Interesting personal note, on that matter. When we were in the mission field, I contracted strep throat from visiting kids from the States. The streptococcal disease left me with what seemed to be a perpetual sore throat, especially in the morning after a night’s sleep. We lived in a tropical mountainous area, and temperatures could go down as low as 45 degrees (F) at night. My bed was located right below a large window, and Mom (a reader of Ellen White) felt that the shutters should be left ajar at night. Problem was, I noticed that the colder the evening air, the worse my throat would behave the next morning, so I asked Mom if I could close the windows at night, once everyone was in bed and asleep. She said to give it a try, anything to help me feel better. Sure enough, on the nights I closed the shutters, I would have no sore throat to speak of the next day; when the night air got cold and the windows were left ajar, torture in the morning light! Certainly Ellen was onto something when she advocated abundant fresh air, but in this case it was clearly the better part of wisdom to adapt her general counsel to the specific situation. I eventually outlasted the bug, and have never had a strep throat in 50 years since. ….Maybe it’s all the fresh air since…. (I might add that I took antibiotics to help me lick the bug, and avoid scarlet fever and worse….)
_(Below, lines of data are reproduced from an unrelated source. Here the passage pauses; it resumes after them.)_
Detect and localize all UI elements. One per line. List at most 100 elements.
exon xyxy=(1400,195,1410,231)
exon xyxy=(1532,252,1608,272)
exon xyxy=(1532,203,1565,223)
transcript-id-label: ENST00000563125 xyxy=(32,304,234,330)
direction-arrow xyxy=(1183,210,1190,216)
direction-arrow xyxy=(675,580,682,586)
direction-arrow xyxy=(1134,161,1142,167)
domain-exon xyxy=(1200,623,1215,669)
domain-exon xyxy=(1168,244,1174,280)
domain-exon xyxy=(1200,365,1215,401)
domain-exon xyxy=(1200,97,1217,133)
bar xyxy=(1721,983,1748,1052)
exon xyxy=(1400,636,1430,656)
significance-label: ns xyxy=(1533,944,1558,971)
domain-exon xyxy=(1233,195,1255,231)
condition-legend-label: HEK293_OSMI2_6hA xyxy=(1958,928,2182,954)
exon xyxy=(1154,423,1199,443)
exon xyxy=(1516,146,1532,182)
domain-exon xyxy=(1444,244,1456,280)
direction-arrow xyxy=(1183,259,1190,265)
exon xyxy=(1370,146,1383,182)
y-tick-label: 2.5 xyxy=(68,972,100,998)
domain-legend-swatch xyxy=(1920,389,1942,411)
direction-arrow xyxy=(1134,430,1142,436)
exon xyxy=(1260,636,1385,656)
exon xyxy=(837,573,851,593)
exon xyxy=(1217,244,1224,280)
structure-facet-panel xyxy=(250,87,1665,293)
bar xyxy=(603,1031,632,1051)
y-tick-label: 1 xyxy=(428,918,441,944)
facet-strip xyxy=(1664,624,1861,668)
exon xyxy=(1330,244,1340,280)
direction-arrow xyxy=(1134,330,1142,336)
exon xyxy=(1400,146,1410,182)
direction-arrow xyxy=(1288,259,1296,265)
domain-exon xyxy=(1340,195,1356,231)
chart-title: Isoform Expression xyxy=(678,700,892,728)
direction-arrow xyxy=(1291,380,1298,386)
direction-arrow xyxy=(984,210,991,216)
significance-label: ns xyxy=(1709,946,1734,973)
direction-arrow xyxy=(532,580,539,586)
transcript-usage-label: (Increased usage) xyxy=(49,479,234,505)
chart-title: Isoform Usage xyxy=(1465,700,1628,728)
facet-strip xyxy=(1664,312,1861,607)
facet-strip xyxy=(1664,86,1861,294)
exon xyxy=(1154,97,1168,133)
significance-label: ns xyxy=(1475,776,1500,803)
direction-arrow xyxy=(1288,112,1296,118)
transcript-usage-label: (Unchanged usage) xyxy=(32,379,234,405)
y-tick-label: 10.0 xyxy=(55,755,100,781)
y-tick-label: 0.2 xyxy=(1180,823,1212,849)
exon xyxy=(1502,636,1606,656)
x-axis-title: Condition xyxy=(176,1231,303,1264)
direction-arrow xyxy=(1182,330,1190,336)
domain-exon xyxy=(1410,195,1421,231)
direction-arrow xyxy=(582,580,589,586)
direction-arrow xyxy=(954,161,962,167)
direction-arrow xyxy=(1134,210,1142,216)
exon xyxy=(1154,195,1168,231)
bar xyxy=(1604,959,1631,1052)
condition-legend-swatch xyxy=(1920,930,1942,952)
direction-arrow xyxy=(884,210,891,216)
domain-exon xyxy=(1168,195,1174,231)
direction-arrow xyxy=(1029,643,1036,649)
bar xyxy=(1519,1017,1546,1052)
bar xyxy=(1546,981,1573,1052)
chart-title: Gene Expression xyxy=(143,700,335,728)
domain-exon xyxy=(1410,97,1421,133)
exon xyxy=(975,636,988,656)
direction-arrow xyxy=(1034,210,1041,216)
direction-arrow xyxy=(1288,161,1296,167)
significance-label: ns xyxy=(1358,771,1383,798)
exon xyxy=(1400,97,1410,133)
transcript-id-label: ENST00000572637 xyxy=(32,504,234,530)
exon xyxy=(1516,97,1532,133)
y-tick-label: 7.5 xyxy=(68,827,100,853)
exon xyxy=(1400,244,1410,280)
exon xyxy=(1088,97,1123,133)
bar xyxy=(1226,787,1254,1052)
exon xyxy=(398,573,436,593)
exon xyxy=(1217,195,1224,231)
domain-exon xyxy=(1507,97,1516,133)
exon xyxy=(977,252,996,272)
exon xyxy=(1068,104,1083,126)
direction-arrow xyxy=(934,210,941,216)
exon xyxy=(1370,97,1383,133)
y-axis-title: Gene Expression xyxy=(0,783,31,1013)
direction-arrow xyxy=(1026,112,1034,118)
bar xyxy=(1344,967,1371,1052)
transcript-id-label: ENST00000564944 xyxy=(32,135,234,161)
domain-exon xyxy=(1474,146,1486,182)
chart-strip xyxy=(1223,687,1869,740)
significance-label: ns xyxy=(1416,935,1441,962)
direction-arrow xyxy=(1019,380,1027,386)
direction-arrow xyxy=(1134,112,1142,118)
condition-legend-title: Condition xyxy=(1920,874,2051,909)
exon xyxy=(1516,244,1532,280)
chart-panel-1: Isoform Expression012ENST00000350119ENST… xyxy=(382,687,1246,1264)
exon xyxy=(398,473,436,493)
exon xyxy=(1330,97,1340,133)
There are many diseases that cannot be cured by the so called all natural method of healing. Wish it were like that but it is not. Earl
You are so right, Earl. In saying that avoid the hospital if it is at all possible. More and more reliable secular publications are emphasizing the problems associated with hospitals.
There are times when hospitalization is unavoidable.
Some but not all of the aversion to conventional medicine is the result of former substance abusers who have become SDA. They read the EGW anti drug statements and believe that she is referring to all “drugs” including antibiotics.
In the study of herbology, one of the first lessons is on toxic herbs which can poison unsuspecting “natural remedy” types. Ironically, the vinca alkaloids, derived from members of the periwnkle family, are among the most toxic “drugs” used in modern medicine.
In some places, like Angwin, there has been a conspiracy of silence among SDA to shield those involved in dangerous quackery from prosecution for illegal medical practice. I suspect the same is true whereever EGW fanatics congregate.
I saw how protease inhibitors worked on AIDS patients in the 90s–as miraculous as resurrection of the dead. That many returned to gay debauchery is another issue but no one will ever convince me that [all] “drugs” don’t work.
Where is the review so I can read it?